Keep in mind that setting up pools is optional, and if the current cluster infrastructure isn’t ready for this kind of split, there may be good reason to disregard the advice. There are many advantages to applying a workload placement strategy using node pools. For example, you can customize the cluster topology to meet workload requirements by selecting different hardware configurations (nodes with GPU cards, extra storage, etc.). Using predefined Kubernetes node labels and node taints will enable the placement of SAS workload classes.
See part 2 of this blog post for a thorough explanation of machine management on OpenShift. It explains how OpenShift’s unique features can make machine management easier and more automated.
Cloud Analytic Services (CAS) SAS Node Pool
Cloud Analytics Services (CAS) is SAS Viya’s central component. This analytics engine is stored in memory. Clients connect to CAS to perform analytical operations on the data after it has been loaded into certain in-memory tables from the necessary data source. It is possible to flush the data that was loaded into memory for CAS to disk. Because it requires persistent storage that is accessible by all nodes hosting CAS pods and is CPU- and memory-intensive, the CAS server typically has the highest resource requirements of all SAS Viya components.
There are two ways that CAS can be set up: as a distributed server in MPP (Massive Parallel Processing) mode or as a single instance server in SMP (Symmetric Multi-Processing) mode. When using MPP mode, multiple CAS pods are used, with one pod serving as a controller and the other pods performing computations. There is just one CAS pod deployed in SMP mode.
When using a CAS node pool by default, each CAS pod operates on a different worker node and immediately consumes over 90% of the CPU and memory resources that are available. Transformer patches installed during deployment restrict CAS’s resource consumption to the desired level or permit CAS to coexist with other workloads on the same node in the event that there isn’t a node pool available for it.
SAS Node Pool for Compute Services
The classic SAS processing powers that were employed in all earlier SAS releases are represented by SAS Compute services. A SAS session can be launched interactively from a web application or in batch mode to carry out user-submitted tasks as a Kubernetes job SAS code for data transformation or analysis. This method makes SAS sessions very parallelizable. The only restriction on the quantity of concurrently operating sessions, or Kubernetes jobs, is the hardware capacity.

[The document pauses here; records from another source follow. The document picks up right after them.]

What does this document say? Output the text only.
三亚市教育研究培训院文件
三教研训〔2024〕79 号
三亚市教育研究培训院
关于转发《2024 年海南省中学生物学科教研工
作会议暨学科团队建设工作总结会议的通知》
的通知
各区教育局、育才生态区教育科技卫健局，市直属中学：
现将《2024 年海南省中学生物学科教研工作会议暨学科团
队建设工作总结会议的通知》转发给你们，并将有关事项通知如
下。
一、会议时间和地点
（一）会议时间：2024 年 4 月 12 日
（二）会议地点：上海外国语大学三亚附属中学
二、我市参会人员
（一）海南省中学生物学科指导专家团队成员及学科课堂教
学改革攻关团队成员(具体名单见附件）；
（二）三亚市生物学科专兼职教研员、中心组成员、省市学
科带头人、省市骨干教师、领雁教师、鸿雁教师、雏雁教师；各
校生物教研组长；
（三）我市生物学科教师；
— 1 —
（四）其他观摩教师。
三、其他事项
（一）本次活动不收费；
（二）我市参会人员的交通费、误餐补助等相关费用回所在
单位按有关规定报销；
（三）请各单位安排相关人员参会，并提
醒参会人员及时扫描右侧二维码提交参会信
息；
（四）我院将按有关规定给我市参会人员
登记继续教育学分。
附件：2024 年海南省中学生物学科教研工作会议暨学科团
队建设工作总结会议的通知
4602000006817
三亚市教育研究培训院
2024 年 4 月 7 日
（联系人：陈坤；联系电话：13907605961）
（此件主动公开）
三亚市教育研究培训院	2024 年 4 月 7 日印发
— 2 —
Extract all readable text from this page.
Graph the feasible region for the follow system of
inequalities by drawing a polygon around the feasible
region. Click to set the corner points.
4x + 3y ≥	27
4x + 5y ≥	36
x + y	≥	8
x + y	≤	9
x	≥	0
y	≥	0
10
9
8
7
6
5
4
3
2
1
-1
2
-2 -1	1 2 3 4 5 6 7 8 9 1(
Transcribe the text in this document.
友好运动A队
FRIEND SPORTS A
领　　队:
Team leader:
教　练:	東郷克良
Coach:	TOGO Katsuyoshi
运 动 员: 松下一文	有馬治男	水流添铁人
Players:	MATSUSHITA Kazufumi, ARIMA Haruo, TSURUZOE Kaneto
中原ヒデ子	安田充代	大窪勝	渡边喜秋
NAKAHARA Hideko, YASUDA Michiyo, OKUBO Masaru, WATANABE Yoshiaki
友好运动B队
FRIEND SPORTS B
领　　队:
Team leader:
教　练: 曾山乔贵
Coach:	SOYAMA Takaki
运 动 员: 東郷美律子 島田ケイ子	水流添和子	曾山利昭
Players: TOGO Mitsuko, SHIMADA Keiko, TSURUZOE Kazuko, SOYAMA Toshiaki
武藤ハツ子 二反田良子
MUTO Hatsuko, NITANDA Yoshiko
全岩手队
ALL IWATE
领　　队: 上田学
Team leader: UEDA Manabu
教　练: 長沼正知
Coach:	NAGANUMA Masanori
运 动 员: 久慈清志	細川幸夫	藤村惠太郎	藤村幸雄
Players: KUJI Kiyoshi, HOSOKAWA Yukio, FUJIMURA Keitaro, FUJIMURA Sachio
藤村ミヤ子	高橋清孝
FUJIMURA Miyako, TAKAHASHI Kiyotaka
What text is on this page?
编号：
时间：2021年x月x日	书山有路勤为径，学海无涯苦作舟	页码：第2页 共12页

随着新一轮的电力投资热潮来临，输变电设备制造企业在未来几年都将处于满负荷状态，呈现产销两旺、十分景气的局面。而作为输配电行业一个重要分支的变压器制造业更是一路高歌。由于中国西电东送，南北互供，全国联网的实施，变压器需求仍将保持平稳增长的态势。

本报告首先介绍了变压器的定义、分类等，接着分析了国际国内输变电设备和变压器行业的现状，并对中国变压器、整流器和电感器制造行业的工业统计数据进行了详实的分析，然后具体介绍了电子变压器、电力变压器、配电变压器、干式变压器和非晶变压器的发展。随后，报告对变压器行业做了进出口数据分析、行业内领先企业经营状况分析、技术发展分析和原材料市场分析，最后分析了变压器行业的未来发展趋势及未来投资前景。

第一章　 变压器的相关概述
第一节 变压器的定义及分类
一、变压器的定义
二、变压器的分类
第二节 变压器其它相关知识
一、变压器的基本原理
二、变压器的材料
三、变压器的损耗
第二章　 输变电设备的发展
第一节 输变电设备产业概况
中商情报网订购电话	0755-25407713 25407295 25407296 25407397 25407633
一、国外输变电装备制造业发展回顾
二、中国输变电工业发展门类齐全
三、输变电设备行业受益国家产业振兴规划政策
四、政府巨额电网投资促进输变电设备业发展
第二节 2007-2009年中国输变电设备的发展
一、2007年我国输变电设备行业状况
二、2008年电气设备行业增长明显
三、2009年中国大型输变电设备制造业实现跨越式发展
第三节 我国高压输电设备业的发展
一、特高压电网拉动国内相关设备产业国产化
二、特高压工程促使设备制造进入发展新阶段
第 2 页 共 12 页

If at all possible, the compute node pool should be utilized with the cluster auto scaler. Customers would frequently directly benefit from this by using it to intercept typical usage patterns, such as scaling in over the weekend or out for nightly batch workloads. For more information specific to OpenShift, please see the Autoscaling section in part 2 of this blog.
SAS Web Applications and Microservices (STATELESS NODE POOL)
The majority of services in a SAS Viya deployment are created as 12-factor apps or microservices. They are in charge of offering central services including authentication and auditing. Moreover, a collection of stateless web applications—such as SAS Visual Analytics, SAS Model Manager, and SAS Data Explorer—that are user interfaces accessible to end users are grouped together with these services.
Services for Infrastructure (STATEFUL NODE POOL)
The storage and metadata management services are essentially commodity services. They are built using a number of open-source technologies, including RabbitMQ and Consul for messaging, as well as the internal SAS Postgres database. This is the location of the vital operational data. Because of their high I/O requirements, these services do need persistent storage.